For further analyzes, units were only included if they complied with a set of criteria: Throughout the analyzed part of the recording session, units were allowed to only have a maximum change in baseline firing rate from beginning to the end of the session of less than 10% and intermittent maximum fluctuations of 20%. Only units with a baseline firing rate of at least 0.5 Hz were included for further analysis. Clustering units into putative principal and fast-spiking neurons based on their spike waveform and baseline firing rate do not match the observed features of AON single units (Fig. S11A). Therefore, we examined the whole population of AON neurons together.

Z-scored firing rates were obtained by subtracting the mean baseline firing rate (window of 2 s before odor onset) from the mean firing rate of each bin and dividing by the baseline standard deviation computed across all trials. For baseline subtracted firing rates, the mean firing rate in a window of 1 s before odor onset was calculated for each cell-odor pair and subtracted from the whole PSTH. For group statistics, Welch’s ANOVA test and Dunnett’s multiple comparison post-tests were indicated (GraphPad Prism8). The post-test was computed in relation to control mice.

Analysis

For nCounter- and protein quantification (Fig. 2A, B), the unpaired two-tailed student’s t-test was used, and the P values were corrected for multiple tests using the Benjamini–Hochberg test. For the cellular physiology (Fig. 2C–F), the paired two-tailed student’s t test was used to compare the responses from the paired vs. unpaired input. Data between genotypes were compared by the unpaired two-tailed student’s t test and given as means ± SD. For the Sholl analysis (Fig. 2G, H), One-way ANOVA followed by the turkey multiple comparison test was used. Data were analyzed using Prism6 software (GraphPad, https://www.graphpad.com).

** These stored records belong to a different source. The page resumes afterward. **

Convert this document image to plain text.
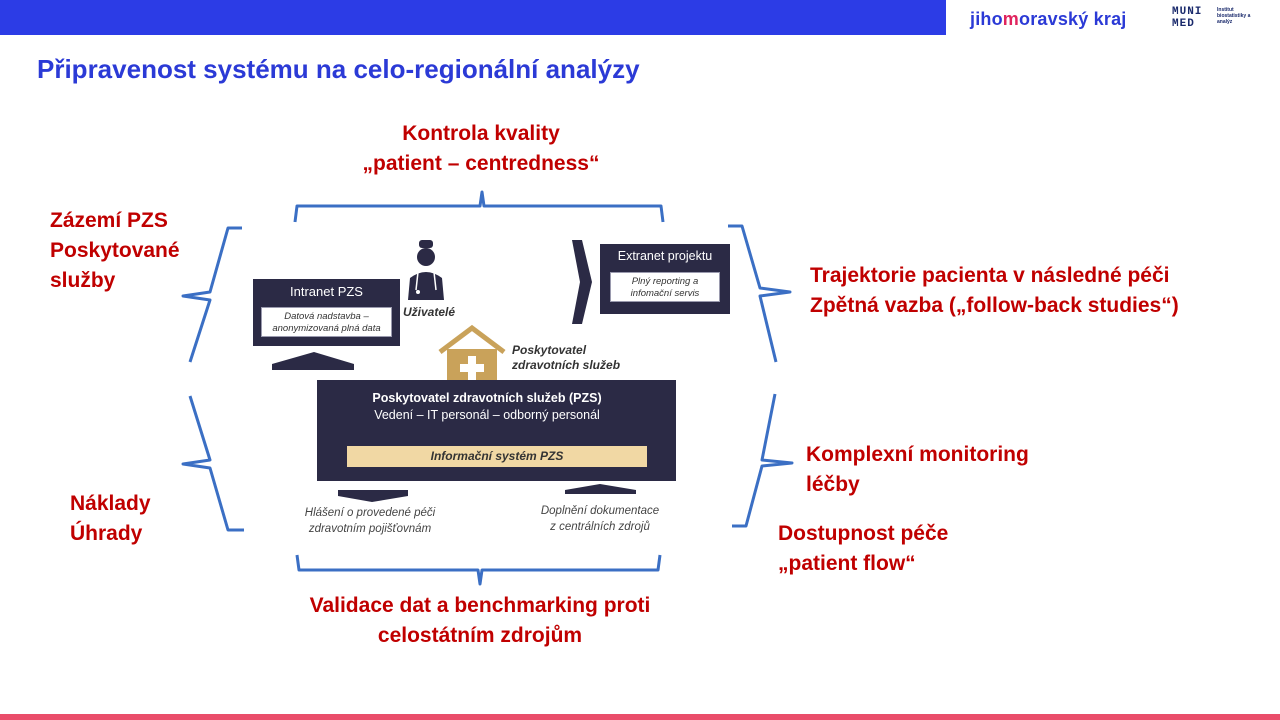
jihomoravský kraj	MUNI
MED
Institut biostatistiky a analýz
Připravenost systému na celo-regionální analýzy
Intranet PZS
Datová nadstavba –
anonymizovaná plná data
Uživatelé
Extranet projektu
Plný reporting a
infomační servis
Poskytovatel
zdravotních služeb
Poskytovatel zdravotních služeb (PZS)
Vedení – IT personál – odborný personál
Informační systém PZS
Hlášení o provedené péči
zdravotním pojišťovnám
Doplnění dokumentace
z centrálních zdrojů
Kontrola kvality
„patient – centredness“
Zázemí PZS
Poskytované
služby
Náklady
Úhrady
Trajektorie pacienta v následné péči
Zpětná vazba („follow-back studies“)
Komplexní monitoring
léčby
Dostupnost péče
„patient flow“
Validace dat a benchmarking proti
celostátním zdrojům
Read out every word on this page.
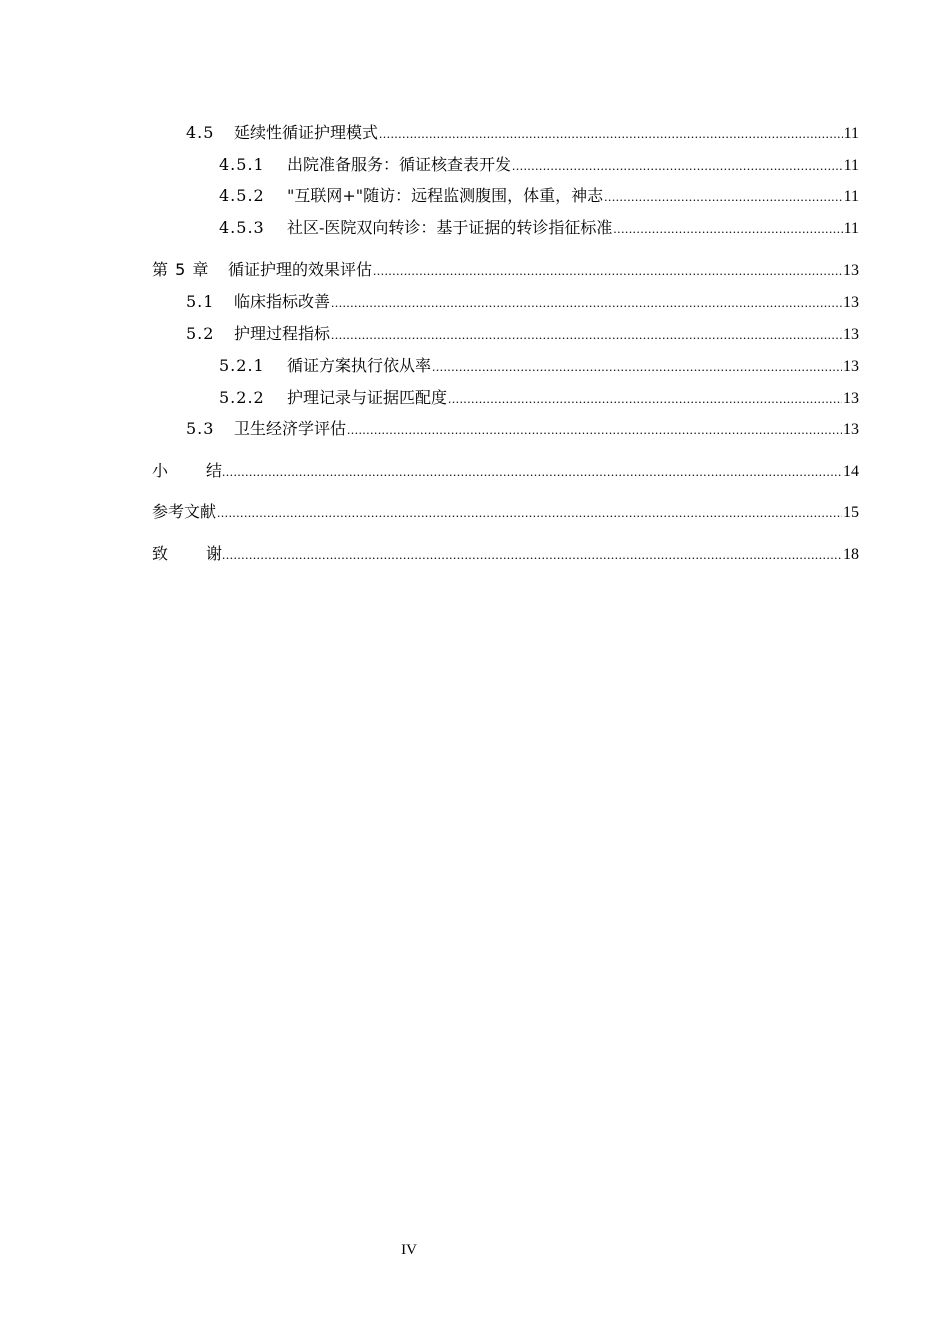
4.5	延续性循证护理模式 .....	11
4.5.1	出院准备服务：循证核查表开发 .....	11
4.5.2	"互联网+"随访：远程监测腹围，体重，神志 .....	11
4.5.3	社区-医院双向转诊：基于证据的转诊指征标准 .....	11
第 5 章	循证护理的效果评估 .....	13
5.1	临床指标改善 .....	13
5.2	护理过程指标 .....	13
5.2.1	循证方案执行依从率 .....	13
5.2.2	护理记录与证据匹配度 .....	13
5.3	卫生经济学评估 .....	13
小结 .....	14
参考文献 .....	15
致谢 .....	18
IV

All data are shown as mean ± SEM. For the proteomic analysis, empirical Bayes moderated t-statistics with multiple testing correction by false discovery rate was used (“eBayes” and “topTable” functions from Limma R package). For the behavioral analysis (Fig. 4), the two-way ANOVA test was used to compare the transgenic and control mice using sex and genotype as interacting factors. For the in vivo physiology (Fig. 5), firing rate data of responses were normalized by either subtracting the baseline from the response or by z-scoring the PSTH. The data are shown as mean ± SEM. The sample sizes of each statistical analysis were: Fig. 5B: 31 sessions in 6 Ctrl. mice, 11 sessions in 4 SH-WT, and 24 sessions in 6 SH-RX. Fig. 5E: all units: Ctrl.: 222, SH-WT: 74, SH-RX: 97; and all excited units: Ctrl.: 58, SH-WT: 21, SH-RX: 18. Fig.  5F: Ctrl.: 123, SH-WT: 22, SH-RX: 55 cell-odor pairs. Fig. 5G: Ctrl.: 253, SH-WT: 106, SH-RX: 75 cell-odor pairs. Fig. 5H: Ctrl.: 123, SH-WT: 22, SH-RX: 55 cell-odor pairs. Fig. 5I: Ctrl.: 253, SH-WT: 106, SH-RX: 75 cell-odor pairs. The following statistical tests were used for each analysis for the in vivo physiology: Fig. 5B: ANOVA, Dunnett’s post-test, p = 0.45, Fig. 5E: left: ANOVA, Dunnett’s post-test, p < 0.05, right: ANOVA, Dunnett’s post-test, p = 0.0002, Fig. 5F: ANOVA, Dunnett’s post-test, p < 0.0001, Fig. 5G: ANOVA, Dunnett’s post-test, p < 0.0001, Fig. 5H: ANOVA, Dunnett’s post-test, p = 0.0007, Fig. 5I: ANOVA, Dunnett’s post-test, p < 0.0001.